Have the courage to tell Quebec, flat out, that if Canada is divisible, so is Quebec. And whatever clear voting standard is used to adjudicate the overall result of the province’s referendum will be the same result used to adjudicate the status of the province’s northern Cree regions, the Eastern Townships, and, most importantly, Montreal.
Which is to say: If 60% of Quebcers somehow can be convinced to vote for separation, while 60% of Montrealers vote to retain the status quo, then Ottawa should partition Montreal as part of sovereign Canada, free of Quebec’s parochial language laws, ethnic demagoguery and dead-end economic policies.
Partition wouldn’t be about Canada making any sort of land grab, even if that is how separatists would describe it. Partition would be about fulfilling our historical and constitutional obligations to Canadians — especially Anglophones and immigrants — who have grown up in this country expecting their government to respect basic rights (especially those pertaining to language and religion).
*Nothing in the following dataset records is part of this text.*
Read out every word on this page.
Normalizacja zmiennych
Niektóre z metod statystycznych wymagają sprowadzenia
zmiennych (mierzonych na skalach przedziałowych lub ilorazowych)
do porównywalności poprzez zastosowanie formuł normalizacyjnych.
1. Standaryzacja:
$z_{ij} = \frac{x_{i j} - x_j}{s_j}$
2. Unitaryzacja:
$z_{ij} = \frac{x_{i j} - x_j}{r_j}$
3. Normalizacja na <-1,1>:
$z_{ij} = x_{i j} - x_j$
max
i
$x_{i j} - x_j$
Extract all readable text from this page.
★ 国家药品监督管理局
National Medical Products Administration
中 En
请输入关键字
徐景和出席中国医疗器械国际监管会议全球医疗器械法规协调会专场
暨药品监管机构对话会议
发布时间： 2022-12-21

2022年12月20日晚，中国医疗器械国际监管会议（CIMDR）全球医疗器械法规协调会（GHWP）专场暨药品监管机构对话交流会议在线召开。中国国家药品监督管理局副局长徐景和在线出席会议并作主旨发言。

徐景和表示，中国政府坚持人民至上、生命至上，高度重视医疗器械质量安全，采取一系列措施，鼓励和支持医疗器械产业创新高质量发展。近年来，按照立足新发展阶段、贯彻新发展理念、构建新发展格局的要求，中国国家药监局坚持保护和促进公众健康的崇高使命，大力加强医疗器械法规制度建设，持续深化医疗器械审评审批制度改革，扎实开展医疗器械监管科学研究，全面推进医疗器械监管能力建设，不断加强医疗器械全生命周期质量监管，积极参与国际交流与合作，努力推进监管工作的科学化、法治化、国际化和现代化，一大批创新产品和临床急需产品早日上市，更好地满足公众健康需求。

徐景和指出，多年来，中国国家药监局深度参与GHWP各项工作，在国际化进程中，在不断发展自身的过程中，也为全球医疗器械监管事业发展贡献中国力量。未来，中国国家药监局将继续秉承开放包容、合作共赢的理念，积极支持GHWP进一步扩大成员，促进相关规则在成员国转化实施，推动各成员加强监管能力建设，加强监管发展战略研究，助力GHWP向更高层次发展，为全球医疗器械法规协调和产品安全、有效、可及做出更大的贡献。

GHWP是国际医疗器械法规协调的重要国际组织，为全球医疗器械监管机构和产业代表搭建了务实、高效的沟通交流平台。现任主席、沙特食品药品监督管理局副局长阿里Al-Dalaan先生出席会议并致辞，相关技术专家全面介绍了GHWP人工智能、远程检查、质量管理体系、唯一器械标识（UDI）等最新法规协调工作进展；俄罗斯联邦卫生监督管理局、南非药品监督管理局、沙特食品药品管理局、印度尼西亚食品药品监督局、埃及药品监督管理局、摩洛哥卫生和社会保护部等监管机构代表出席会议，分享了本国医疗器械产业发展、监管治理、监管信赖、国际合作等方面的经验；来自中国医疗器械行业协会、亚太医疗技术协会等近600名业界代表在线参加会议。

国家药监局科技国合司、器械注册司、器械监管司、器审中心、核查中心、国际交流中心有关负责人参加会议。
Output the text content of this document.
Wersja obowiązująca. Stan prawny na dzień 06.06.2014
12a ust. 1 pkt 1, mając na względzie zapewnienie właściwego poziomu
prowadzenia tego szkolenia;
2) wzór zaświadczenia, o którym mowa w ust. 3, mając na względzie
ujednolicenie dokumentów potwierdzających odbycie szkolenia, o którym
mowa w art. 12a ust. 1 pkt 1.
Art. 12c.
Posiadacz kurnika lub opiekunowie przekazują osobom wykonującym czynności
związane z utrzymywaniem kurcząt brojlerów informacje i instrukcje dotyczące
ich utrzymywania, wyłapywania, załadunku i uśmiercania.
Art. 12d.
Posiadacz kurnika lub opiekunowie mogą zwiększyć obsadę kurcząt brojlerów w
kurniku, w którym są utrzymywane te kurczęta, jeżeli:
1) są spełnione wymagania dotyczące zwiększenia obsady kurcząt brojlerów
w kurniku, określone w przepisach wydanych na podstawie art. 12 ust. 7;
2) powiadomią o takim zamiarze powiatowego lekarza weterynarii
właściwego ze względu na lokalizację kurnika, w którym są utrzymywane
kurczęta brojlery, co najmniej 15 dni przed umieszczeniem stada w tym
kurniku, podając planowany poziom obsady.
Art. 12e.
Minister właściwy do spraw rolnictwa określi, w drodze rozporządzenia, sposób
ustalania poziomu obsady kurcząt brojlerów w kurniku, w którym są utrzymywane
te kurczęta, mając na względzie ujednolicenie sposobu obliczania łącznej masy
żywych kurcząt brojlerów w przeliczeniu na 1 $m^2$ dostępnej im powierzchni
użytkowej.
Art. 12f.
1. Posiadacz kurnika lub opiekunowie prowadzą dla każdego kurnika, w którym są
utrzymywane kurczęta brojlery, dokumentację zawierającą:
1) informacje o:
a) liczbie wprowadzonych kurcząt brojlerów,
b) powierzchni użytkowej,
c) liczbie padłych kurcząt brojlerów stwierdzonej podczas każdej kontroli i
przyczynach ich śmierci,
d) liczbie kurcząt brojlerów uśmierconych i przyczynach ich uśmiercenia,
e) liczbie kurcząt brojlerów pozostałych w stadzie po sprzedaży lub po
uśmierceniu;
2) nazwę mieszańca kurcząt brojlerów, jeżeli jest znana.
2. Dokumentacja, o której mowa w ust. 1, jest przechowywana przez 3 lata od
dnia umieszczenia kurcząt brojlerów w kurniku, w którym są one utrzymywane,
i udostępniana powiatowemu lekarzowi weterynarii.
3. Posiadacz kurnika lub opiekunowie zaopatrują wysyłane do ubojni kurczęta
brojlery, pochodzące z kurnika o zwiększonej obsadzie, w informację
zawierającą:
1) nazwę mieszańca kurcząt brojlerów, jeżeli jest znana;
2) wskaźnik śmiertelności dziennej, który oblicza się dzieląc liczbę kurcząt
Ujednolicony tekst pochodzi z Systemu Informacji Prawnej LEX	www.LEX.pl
Since Quebec’s separatists have shown that they have no intention of respecting these rights — indeed, that are willing to ostentatiously flout these rights as a means to appeal to the worst instincts of Québécois voters — the federal government must signal that it will act decisively when the votes are counted.
It is fine for jaded Canadians in Toronto and Calgary to say they’re tired of Quebec’s complaints, and that the province can just “go its own way” if it likes. But there are several million people living in Quebec who oppose their provincial government’s separatist agenda, and they may soon be looking to Ottawa for vindication of their rights. In the unlikely event that the separatists win a referendum, the voices of these Canadians must not be ignored.”
Yes, because the imposition of a “border” cutting off parts of southern and eastern Québec from the rest of the Francophone nation will certainly go well. Crimea with a Canadian accent.
Like I said, seriously dysfunctional thinking.